A few years ago in Central America, an older gentlemen said to me "I like the way you Americans have so much respect for your laws."
He then told a story of when he was visiting the U.S., and how he noticed people obeying every stop sign, although there were no other cars or law enforcement in the immediate area.
It was interesting that he thought Americans were more law-abiding, and there's no doubt his theory could have been easily argued. But then I thought, maybe all of the surveillance cameras in the United States have made us more mindful of costly fines and arrest, but it's hard to tell.
In a report released last year by the research company Urban Institute, it was suggested that surveillance cameras aren't always the answer when it comes to thwarting criminal activity.
"Our study is interesting because it suggests that cameras can have a very powerful impact on crime, and a cost beneficial one," said Urban Institute's Director and one of the study authors of the report. "But it also suggests cameras don't work in all places and all contexts."
The video surveillance report focused on crime percentages in Washington, D.C., Baltimore and Chicago.
After cameras were installed in the Chicago neighborhood of Humboldt Park in 2003, police noticed a 20 percent drop in crime just one month after the cameras were set-up.
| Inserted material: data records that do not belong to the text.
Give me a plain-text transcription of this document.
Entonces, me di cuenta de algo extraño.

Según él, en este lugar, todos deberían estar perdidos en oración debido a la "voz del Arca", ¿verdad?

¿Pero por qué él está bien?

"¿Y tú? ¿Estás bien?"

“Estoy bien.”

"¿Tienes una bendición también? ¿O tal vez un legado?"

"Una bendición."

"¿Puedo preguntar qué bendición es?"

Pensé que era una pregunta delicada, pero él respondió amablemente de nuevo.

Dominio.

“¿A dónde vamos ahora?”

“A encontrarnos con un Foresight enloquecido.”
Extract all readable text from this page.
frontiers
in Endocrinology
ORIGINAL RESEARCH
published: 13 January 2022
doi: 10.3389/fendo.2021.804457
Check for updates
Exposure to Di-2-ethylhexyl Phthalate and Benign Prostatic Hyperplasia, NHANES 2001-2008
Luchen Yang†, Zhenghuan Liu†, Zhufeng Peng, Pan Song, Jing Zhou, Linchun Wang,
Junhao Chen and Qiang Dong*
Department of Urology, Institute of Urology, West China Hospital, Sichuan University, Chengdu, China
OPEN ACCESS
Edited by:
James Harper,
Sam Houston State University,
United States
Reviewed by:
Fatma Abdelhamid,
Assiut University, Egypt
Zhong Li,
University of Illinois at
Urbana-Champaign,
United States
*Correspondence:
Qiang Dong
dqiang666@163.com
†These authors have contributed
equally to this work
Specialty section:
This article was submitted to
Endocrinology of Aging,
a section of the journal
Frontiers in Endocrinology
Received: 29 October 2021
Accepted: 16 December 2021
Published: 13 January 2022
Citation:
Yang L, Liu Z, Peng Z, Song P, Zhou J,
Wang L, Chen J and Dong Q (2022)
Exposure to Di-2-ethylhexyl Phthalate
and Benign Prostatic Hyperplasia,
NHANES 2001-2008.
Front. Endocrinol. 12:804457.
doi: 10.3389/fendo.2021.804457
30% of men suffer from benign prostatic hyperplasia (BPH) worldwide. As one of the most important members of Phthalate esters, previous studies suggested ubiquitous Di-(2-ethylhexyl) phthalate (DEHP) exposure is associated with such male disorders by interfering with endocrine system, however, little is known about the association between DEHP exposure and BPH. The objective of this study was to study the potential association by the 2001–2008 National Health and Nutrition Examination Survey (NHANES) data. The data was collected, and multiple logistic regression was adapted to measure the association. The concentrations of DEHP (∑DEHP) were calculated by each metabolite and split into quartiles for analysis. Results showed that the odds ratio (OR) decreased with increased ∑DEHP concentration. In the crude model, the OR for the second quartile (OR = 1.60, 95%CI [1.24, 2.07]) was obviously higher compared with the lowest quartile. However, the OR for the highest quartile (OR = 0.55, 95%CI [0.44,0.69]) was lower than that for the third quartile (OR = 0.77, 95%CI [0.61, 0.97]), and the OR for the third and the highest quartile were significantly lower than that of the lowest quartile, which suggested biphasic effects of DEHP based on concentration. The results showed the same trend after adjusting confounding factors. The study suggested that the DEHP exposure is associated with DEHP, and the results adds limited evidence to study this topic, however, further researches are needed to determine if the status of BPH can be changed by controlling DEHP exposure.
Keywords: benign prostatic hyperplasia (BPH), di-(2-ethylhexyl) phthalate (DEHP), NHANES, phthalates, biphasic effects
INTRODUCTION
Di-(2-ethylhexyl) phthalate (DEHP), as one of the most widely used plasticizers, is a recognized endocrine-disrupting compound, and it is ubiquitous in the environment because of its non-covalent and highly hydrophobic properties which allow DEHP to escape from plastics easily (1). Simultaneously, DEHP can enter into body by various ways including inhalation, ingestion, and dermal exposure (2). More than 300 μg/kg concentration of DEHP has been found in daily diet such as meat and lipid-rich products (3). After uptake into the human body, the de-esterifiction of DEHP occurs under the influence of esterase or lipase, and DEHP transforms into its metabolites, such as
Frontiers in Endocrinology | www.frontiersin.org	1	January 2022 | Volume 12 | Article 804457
However, in the neighboring area of West Garfield Park, crime rates remained the same and the cameras provided no impact.
The report showed the effectiveness of the surveillance camera’s fluctuated depending on how the cameras where installed and how closely they were monitored.
"Overall, the cameras — when actively monitored — were effective at cutting down crime," said the report. "And the savings and benefits of fewer crimes outweighed the cost of the surveillance system."
The study also found that $190,000 each month was spent on surveillance cameras, but the city saved about $815,000 on costs that would be spent during the criminal justice process.
However, not everyone believes surveillance cameras are worth the cost.
In a separate report conducted by the Berkeley, Calif. research group Citrus, it was found that cameras installed throughout San Francisco neighborhoods failed to reduce the rate of violent crimes. Researchers found that much of the criminal activity simply moved outside of the camera's range.
The findings were determined by Citrus researchers Jennifer King and Steven Raphael, who examined daily crimes, and where they were committed in relation to the surveillance camera. They also studied the type of crimes that were being perpetrated on a daily basis.
After researchers compared those crime statistics to numbers before cameras were installed, they saw no significant drop in rates as it pertained to burglaries or violent criminal activity.
However, smaller crimes like pick-pocketing and petty thefts went down after the cameras were placed.
Not going away
Though there are conflicting reports about the true effectiveness of video surveillance in residential neighborhoods, it's apparent that cameras aren't going away anytime soon. In fact, they're becoming increasingly advanced in their functions.
The architectural lighting company Illuminating Concepts recently made a series of talking and listening surveillance cameras, and U.S. residents should expect to see these contraptions in neighborhoods very soon.
That's right, on your next trip to the movies or dinner you could be hearing announcements, traffic news, and advertisements blaring from the street lamp-post. The invasive camera will also have the ability to record and pick up sound from people or objects nearby.
While some believe these talking cameras are a necessary security measure in a post 9/11 world, many people feel like they're characters in a new version of George Orwell's "Nineteen Eighty-Four" novel.
It's safe to assume that most people think catching or preventing a crime through video surveillance is a great thing, but many don't like being watched, especially since they're conscious of being law-abiding citizens.
No other type of surveillance video affects more everyday citizens than traffic or speed-detection cameras, and many consumers have stood up against more being installed.
In early July of ths year, the New York Senate struck down a law that would have added nearly 40 new speed-detection cameras throughout the five boroughs of New York City.
While some believe traffic videos are needed, many believe cameras are really attached to money-making agendas and spiteful city quotas.
"The cameras are not about safety; they're about generating revenue for municipalities, said Mike Doherty, a New Jersey state senator. "The towns are using their citizens as cash cows."
In places like New Jersey, Houston and Los Angeles, camera debates have grown extremely contentious and in 2012 there are still 12 states that refuse to install speed-detection cameras on stop lights or lamp-posts.
According to the Govenors Highway Safety Association, there are 29 states that have no regulations concerning traffic camera use.
Additionally, 13 states, the District of Columbia and the U.S. Virgin Islands have speed-detection cameras posted in at least one location.
In Washington D.C. traffic fines have increased 500 percent since 2008, and some district officials believe D.C. residents are being unjustly slapped witih fines that range from $75 to $250 per violation.
"The goal is to make sure the automated enforcement program is about safety, not just revenue, said Councilman Tommy Wells.
According to AAA Mid-Atlantic, Washington D.C. brought in $55 million in traffic camera fines in 2011, and those in favor of not reducing the violation amount says it keeps drivers in check and increases traffic safety. But many disagree.
"If we can entice drivers to follow the law without having to have very high fines, then we should," said David Alpert, D.C. community activist. "Research shows it's more effective to catch people more often but charge them less."